In stanza 1, he asks to be a crowbar: to “pry loose” walls, “lift and loosen” foundations. But I am most moved by stanza 2, in which he doesn’t ask to be ARCHITECT of the new structure, but to take a humble place as PART of it. He prays to be “driven” into a skyscraper’s girders, fastened with “red-hot rivets” to its core. While recognizing the pain of transformation (beaten at the anvil), he imagines his reward as being buried in the building, holding it together.
What faith that the skyscraper can surpass “blue nights” to reach “white stars.”
Sandburg uses repetition for emphasis (image 2, yellow). This performs the grind of growth and rebuilding. He also harnesses the imagery of Christ’s Passion. The speaker suffers bodily breakdown for spiritual reincarnation and societal salvation; he prays to be “fastened” with red-hot rivets to a beam, a clear invocation of the cross (image 2, blue). A sobering vision of the Christian mandate to “follow Christ.” Something every elected official “sending prayers” should tremble at.

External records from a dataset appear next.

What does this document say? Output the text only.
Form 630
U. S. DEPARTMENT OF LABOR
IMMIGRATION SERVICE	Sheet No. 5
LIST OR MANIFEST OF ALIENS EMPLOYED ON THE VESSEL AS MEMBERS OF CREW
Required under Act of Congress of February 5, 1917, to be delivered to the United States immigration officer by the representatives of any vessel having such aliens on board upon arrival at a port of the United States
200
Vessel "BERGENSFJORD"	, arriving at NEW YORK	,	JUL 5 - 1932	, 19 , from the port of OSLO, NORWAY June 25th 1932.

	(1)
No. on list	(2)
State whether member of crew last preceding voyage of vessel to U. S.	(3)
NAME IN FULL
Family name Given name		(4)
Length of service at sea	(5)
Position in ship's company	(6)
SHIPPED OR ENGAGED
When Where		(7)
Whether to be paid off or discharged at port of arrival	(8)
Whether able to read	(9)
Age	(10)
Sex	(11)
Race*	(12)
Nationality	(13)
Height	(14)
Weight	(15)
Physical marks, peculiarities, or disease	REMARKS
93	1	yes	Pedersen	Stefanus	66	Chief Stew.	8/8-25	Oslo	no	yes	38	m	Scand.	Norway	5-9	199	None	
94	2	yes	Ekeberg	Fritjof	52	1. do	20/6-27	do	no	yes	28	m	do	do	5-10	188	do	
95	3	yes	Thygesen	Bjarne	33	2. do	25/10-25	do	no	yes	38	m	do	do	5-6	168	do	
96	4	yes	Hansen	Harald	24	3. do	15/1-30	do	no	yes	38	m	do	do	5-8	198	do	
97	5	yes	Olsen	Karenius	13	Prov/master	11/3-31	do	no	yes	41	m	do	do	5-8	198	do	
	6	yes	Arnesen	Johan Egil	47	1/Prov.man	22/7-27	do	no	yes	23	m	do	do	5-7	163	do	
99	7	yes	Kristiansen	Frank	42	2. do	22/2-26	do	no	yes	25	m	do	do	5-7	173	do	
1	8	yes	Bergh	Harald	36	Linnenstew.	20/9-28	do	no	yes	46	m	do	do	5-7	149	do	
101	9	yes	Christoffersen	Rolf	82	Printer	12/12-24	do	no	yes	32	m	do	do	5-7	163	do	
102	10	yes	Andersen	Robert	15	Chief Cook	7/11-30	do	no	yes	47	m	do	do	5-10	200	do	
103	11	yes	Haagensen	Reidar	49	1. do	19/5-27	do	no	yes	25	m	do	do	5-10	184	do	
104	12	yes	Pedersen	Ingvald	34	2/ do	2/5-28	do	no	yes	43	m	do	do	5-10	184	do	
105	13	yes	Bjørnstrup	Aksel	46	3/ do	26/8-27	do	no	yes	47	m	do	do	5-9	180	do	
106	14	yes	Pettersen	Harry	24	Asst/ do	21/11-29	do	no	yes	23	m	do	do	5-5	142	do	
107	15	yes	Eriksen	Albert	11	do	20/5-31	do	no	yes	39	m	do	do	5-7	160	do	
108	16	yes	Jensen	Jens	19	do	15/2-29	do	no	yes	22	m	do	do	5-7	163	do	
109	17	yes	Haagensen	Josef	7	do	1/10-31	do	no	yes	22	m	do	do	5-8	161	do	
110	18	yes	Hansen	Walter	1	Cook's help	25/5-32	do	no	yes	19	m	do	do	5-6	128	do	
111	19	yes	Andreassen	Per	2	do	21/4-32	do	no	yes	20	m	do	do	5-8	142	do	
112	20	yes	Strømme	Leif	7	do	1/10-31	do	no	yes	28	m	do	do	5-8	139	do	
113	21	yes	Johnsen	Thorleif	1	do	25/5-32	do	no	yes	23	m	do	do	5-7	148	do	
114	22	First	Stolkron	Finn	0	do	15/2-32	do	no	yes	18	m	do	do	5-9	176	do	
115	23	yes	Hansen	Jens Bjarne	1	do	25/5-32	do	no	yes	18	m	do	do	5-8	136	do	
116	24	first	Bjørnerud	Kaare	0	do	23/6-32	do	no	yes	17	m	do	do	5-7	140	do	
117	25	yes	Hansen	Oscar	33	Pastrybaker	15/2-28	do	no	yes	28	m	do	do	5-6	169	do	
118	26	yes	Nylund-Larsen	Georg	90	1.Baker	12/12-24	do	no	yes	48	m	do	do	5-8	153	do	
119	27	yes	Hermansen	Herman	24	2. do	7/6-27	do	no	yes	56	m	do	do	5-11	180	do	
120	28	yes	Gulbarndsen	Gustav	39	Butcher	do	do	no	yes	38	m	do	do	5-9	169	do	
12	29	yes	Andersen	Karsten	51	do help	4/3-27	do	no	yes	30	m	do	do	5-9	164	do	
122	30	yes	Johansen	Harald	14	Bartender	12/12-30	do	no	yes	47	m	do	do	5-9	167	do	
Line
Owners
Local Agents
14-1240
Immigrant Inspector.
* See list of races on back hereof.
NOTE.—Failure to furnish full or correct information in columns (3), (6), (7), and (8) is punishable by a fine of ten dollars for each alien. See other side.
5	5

I don’t know if I can pray like this. I fear there’s always a piece of me hoping to skip the beating/hammering, or the responsibility of rebuilding (so much easier to tear down). I fear I secretly hope to end up at the top of the tower, not in a weight-bearing girder.
But this is where the anvil comes in. In Sandburg’s metaphor, God is Smith, and Narrator is metal. What is the anvil? I’m realizing the anvil is what hurts more than the beating. It is too uncompromising, too painful to retreat into. I am learning through my son, who has taught me a ferocity of love that translates abstractions – like a school shooting – into unbearable realities. And who gives me the motivation to reforge my life in ways big and small. If I am not yet brave enough to offer myself as “nail,” today I can at least pray to be able to.